Today, we might have first ever photo of a blackhole.

ESO will announce something about center of our Milky Way, which is the location of a blackhole that they have been trying to photograph for many years now.

Vox have a good summary here:

1 Like

While we are waiting, the DLR (German Aerospace Center (Deutsches Zentrum für Luft- und Raumfahrt)) has a new photo from the Asteroid Ryugu:
https://www.dlr.de/dlr/en/desktopdefault.aspx/tabid-10212/332_read-29104/#/gallery/31505

I’m sorry guys, they announce it already but it is not about photo of black hole but effect of blackhole on star nearby.
https://www.eso.org/public/news/eso1825/

Closer to home, there is a moon eclipse tonight:

Well, they actually captured photon beams and measured their wavelengths to observe the red shift, so it photography. Just with much bigger and complex camera(s) than ours…

It is another day in the lab for the scientist. To me, the announcement says: we have better tech than before; we can and know how to store the data, which comes in at increasing robustness and frequency; we can transfer, synthesize and analyze it; and we would like you to be interested in what we do.

2 Likes

This is the way we do it in science! Press releases to help keep public enthusiasm up. Seems to be working better in Europe and Asia than here in America though. :frowning:

What I see is light from a :dizzy: getting its space-time continuum warpage on. The supermassive :hole: is sucking in all the space, elongating the wavelengths. Que classic graph of general relativity.

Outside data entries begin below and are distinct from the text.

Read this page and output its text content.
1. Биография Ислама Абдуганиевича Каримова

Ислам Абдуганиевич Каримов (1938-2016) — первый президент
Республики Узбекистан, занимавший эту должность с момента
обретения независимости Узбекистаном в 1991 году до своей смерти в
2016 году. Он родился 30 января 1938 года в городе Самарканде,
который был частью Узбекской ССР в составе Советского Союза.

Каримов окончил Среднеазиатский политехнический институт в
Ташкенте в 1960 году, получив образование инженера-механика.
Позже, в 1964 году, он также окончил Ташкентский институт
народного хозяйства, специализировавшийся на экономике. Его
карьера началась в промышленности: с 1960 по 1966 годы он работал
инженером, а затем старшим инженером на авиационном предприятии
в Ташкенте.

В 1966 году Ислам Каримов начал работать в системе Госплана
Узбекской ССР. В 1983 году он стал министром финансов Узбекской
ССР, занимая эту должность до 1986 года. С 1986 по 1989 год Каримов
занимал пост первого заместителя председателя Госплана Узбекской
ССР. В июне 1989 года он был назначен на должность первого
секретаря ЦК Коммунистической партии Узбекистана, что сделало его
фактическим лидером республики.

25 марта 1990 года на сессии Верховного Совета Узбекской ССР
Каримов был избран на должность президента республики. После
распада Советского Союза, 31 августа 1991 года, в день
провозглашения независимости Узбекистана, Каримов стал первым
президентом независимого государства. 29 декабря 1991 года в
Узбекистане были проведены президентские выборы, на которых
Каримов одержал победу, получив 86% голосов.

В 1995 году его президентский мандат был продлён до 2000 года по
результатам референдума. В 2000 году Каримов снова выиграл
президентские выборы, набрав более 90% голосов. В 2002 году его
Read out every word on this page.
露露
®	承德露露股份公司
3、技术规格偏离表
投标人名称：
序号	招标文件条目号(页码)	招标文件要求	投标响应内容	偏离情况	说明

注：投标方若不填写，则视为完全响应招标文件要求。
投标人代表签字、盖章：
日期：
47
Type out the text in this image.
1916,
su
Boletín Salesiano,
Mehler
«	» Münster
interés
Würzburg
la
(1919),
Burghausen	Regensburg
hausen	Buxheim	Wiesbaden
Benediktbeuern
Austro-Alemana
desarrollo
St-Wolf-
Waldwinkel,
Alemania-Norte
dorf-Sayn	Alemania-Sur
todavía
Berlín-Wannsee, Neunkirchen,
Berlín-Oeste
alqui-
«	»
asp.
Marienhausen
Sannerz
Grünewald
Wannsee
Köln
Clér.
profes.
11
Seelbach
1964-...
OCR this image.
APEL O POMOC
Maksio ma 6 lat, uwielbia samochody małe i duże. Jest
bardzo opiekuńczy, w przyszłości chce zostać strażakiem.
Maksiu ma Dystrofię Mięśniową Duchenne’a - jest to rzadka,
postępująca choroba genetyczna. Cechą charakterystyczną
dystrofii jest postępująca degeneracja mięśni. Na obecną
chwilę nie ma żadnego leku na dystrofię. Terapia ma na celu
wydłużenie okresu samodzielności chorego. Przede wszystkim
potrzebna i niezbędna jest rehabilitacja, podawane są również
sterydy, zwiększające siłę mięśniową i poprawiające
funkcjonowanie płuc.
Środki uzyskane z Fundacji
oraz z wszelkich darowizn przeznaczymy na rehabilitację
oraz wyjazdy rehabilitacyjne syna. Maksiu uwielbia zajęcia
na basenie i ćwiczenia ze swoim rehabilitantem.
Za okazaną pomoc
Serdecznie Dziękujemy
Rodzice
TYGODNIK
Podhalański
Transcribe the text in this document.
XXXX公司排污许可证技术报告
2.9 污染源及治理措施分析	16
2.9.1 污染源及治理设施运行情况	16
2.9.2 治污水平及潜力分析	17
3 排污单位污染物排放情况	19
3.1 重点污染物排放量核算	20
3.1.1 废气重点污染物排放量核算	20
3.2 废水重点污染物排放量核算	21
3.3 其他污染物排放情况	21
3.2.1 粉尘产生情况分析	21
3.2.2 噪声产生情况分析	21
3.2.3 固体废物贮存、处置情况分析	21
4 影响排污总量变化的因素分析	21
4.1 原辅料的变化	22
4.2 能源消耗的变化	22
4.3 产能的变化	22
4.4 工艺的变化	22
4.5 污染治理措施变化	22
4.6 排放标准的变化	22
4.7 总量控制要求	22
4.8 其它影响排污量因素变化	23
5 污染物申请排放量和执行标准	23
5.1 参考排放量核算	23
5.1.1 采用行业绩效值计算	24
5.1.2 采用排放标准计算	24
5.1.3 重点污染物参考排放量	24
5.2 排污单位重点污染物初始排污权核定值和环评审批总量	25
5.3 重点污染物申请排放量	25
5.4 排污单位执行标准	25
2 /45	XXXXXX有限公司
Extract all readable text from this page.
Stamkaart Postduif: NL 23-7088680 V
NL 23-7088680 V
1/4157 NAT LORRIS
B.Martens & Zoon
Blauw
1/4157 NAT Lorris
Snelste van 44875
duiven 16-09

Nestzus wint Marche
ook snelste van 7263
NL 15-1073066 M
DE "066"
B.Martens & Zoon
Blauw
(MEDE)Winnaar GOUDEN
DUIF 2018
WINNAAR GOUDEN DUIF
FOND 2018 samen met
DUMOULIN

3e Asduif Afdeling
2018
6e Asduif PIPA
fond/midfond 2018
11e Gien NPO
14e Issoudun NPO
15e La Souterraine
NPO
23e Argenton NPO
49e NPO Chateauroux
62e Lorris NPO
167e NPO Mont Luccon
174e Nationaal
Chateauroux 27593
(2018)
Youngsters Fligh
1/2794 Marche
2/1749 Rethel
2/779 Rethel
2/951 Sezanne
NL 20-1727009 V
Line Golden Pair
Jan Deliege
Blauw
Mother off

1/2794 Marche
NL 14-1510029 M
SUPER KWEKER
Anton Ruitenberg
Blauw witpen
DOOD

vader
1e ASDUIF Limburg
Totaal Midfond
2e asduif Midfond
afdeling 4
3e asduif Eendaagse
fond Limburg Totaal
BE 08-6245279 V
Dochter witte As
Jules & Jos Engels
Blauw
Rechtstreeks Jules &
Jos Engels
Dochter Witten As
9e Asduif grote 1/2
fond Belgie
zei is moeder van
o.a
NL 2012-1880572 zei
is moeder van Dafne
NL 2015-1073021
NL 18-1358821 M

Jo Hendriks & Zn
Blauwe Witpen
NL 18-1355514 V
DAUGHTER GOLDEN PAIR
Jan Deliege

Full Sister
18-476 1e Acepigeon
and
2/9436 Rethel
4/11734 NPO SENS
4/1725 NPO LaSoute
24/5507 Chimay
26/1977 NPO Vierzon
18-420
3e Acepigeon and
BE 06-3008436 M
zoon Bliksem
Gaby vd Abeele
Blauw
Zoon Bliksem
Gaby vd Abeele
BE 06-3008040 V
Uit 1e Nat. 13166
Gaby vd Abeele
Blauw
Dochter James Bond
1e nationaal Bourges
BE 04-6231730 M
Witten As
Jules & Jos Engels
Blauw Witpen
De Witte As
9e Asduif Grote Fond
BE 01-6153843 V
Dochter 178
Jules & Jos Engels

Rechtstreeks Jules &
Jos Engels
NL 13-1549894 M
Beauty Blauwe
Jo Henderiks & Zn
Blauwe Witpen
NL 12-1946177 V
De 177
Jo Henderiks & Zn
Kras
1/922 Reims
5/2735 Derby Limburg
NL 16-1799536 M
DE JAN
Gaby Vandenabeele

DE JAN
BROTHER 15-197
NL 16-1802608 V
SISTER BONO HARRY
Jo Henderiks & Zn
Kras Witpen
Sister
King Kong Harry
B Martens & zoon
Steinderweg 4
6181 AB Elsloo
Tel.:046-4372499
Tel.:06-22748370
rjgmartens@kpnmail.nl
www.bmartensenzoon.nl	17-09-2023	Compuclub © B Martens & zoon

Time keeps marching for us, so we notice a redshift. General relativity.

Also note the Event Horizon Telescope has imaged the event horizon of SgrA* over the past several years using a global array of radio(1) telescopes. As of now they are processing the data which had to be flown to an 800-node 40G supercomputing grid. Given the heft of that machine we should get visuals someday soon.

(1) Light is blocked by 25 orders of extinction worth of cosmic dust.